01Tiefe der Berichterstattung
Die meisten Medien — darunter Standard, OÖ Nachrichten, Tiroler Tageszeitung, Kleine Zeitung und eXXpress — beschränken sich auf die Meldung der Personalentscheidung mit wenigen Hintergrundinformationen zur Biografie Vodoseks. Der Kurier geht einen Schritt weiter und stellt explizit die strategischen Aufgaben in den Vordergrund, die auf den neuen Generalstabschef zukommen. Die Presse hingegen recherchiert den Auswahlprozess als eigenständige Story und berichtet als einziges Medium über den Wettbewerb zwischen Vodosek und dem zuvor als gesetzt geltenden Bruno Hofbauer.

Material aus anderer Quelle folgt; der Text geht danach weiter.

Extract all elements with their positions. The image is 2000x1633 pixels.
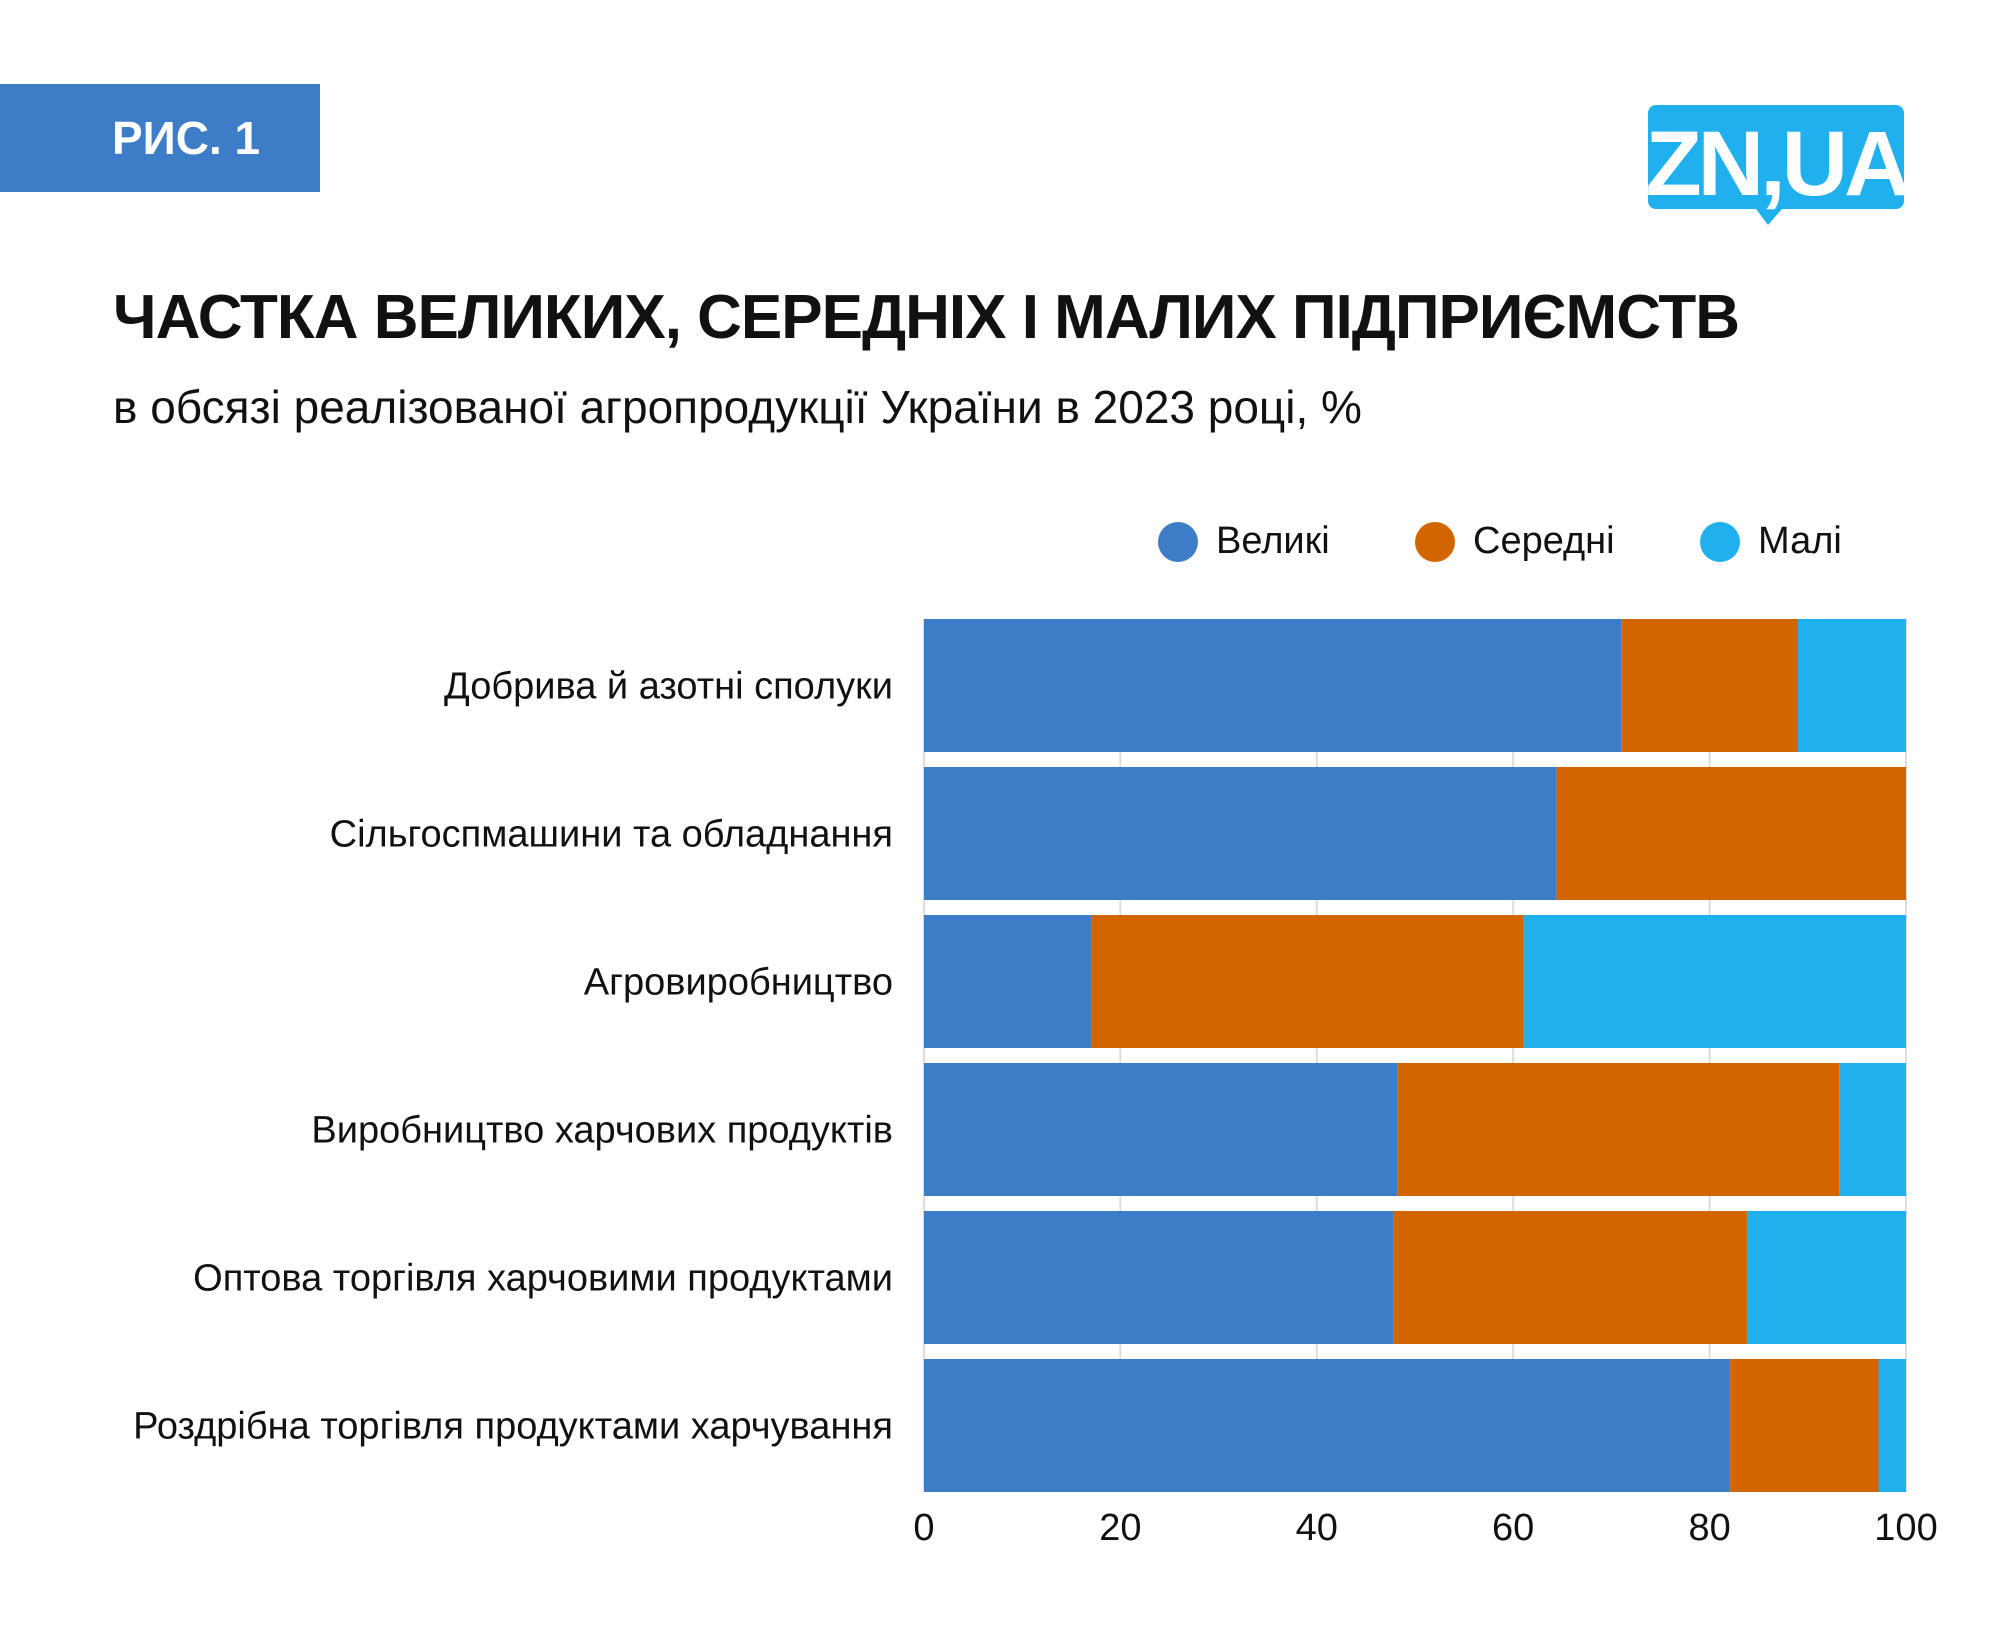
legend-label: Малі: [1758, 520, 1842, 562]
category-label: Оптова торгівля харчовими продуктами: [193, 1258, 893, 1300]
category-label: Сільгоспмашини та обладнання: [330, 814, 893, 856]
bar-segment: [924, 1063, 1398, 1196]
x-tick-label: 60: [1492, 1507, 1534, 1549]
bar-segment: [924, 619, 1622, 752]
bar-segment: [1878, 1359, 1906, 1492]
legend-label: Великі: [1216, 520, 1330, 562]
category-label: Агровиробництво: [584, 962, 893, 1004]
svg-text:ZN,UA: ZN,UA: [1648, 113, 1908, 215]
legend-swatch: [1415, 521, 1455, 562]
legend-swatch: [1700, 521, 1740, 562]
legend-label: Середні: [1473, 520, 1615, 562]
bar-segment: [1621, 619, 1798, 752]
bar-segment: [924, 1211, 1394, 1344]
category-label: Добрива й азотні сполуки: [444, 666, 893, 708]
bar-segment: [1397, 1063, 1840, 1196]
legend-item-small: Малі: [1700, 520, 1842, 563]
x-tick-label: 20: [1099, 1507, 1141, 1549]
x-tick-label: 0: [913, 1507, 934, 1549]
bar-segment: [1523, 915, 1906, 1048]
bar-segment: [924, 767, 1557, 900]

02Personalisierung und Konflikt
Während alle anderen Medien Vodosek als neue Führungsperson vorstellen, ohne andere Kandidaten zu erwähnen, rückt Die Presse den unterlegenen Favoriten Bruno Hofbauer ins Zentrum. Der Titel 'Wie der Favorit in Ungnade fiel' suggeriert eine interne Auseinandersetzung und einen klärungsbedürftigen Vorgang, was die übrige Berichterstattung vollständig ausblendet. Diese Personalisierung des Verlierers ist ein klares Alleinstellungsmerkmal der Presse in dieser Story.
03Strategische Einordnung
Der Kurier ist das einzige Medium, das die Ernennung explizit in einen sicherheitspolitischen Kontext einbettet und fragt, ob Vodosek die Wehrpflicht-Reform und neue Bedrohungsszenarien bewältigen kann. Die Mitte-Medien sowie Standard und eXXpress liefern demgegenüber keine solche Kontextualisierung. Die Presse kontextualisiert zwar, aber auf der personalpolitischen Ebene — nicht auf der strategischen.